Lors d’une conférence de presse tenue ce samedi, l’Observatoire régional du carnaval guyanais (ORCG) a annoncé qu’il ne défendra plus la candidature du touloulou à l’Unesco. Après dix années d’efforts, l’association présidée par Monique Blérald préfère se retirer du projet, invoquant un climat devenu trop conflictuel.
Affichée fièrement sur des objets promotionnels — « Je serai à l’Unesco, foi de touloulou » — cette ambition semblait pourtant inébranlable. Depuis une décennie, l’ORCG s’est donné pour mission de faire reconnaître le touloulou comme élément du patrimoine culturel immatériel mondial. Mais cette quête vient de s’achever brutalement.
Une rupture avec la CTG
La décision de l’ORCG intervient dans un contexte de vives tensions avec la Collectivité Territoriale de Guyane (CTG). Monique Blérald dénonce notamment les déclarations publiques d’Emmanuel Prince, vice-président délégué à la culture, qui a critiqué l’absence d’un bilan financier clair justifiant les soutiens versés à l’association.
En mars, la CTG avait demandé un audit complet des dix dernières années. Problème : les chiffres présentés divergent fortement. La collectivité évoque un soutien global de 500 000 euros, incluant subventions, prêts de locaux et mise à disposition de personnel. Mais selon l’ORCG, ces données sont erronées. La trésorière pointe par exemple les 48 000 euros versés à une doctorante : « Cet argent ne nous a jamais été attribué directement ». L’association évoque un écart global de près de 300 000 euros.
"Notre engagement est remis en cause"
Au sein de l’ORCG, l’amertume est palpable. « Notre travail est remis en cause », déplore Monique Blérald. Elle souligne que les bilans sont transmis chaque année pour les demandes de subventions. « Nous demander un bilan décennal, c’est mobiliser 120 heures de travail de bénévoles. Ce temps aurait dû être consacré à finaliser le dossier Unesco. »
Le dossier confié à la CTG
Malgré l’avancée du projet — la candidature guyanaise devait être présentée au ministère de la Culture en décembre 2025 — l’ORCG a décidé de passer la main. « Nous avons remis l’intégralité du dossier à la CTG, à elle désormais de poursuivre le processus d’inscription », a déclaré l’association.

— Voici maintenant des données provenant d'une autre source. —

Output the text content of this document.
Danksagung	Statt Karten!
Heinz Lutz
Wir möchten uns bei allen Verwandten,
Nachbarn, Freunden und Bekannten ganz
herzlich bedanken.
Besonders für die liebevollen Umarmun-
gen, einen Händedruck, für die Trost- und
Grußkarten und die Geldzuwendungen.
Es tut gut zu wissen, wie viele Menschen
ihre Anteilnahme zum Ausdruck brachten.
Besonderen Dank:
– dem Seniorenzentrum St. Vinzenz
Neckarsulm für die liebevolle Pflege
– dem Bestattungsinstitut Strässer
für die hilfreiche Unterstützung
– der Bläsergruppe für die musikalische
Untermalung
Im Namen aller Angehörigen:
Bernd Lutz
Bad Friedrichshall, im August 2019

Dans la salle, plusieurs voix ont tenté de faire infléchir cette décision. Dominique Cyrille, conseillère pour le patrimoine culturel immatériel, s’est exprimée avec force : « Abandonner maintenant serait une erreur monumentale. 80 % du travail est déjà accompli. Ce serait comme arrêter une course à quelques mètres de la ligne d’arrivée. »
"Je me mets en retrait"
Monique Blérald, touchée personnellement par les critiques, affirme pour sa part vouloir se retirer : « Mon nom est jeté en pâture. Je croise les regards suspicieux, y compris ceux de mes étudiants. » Elle remercie toutefois les carnavaliers et les Guyanais qui ont soutenu l’initiative pendant dix ans.
Contacté, Emmanuel Prince n’a pas souhaité commenter la décision de l’ORCG. Absent du territoire, il a indiqué vouloir d’abord consulter ses équipes avant de prendre position.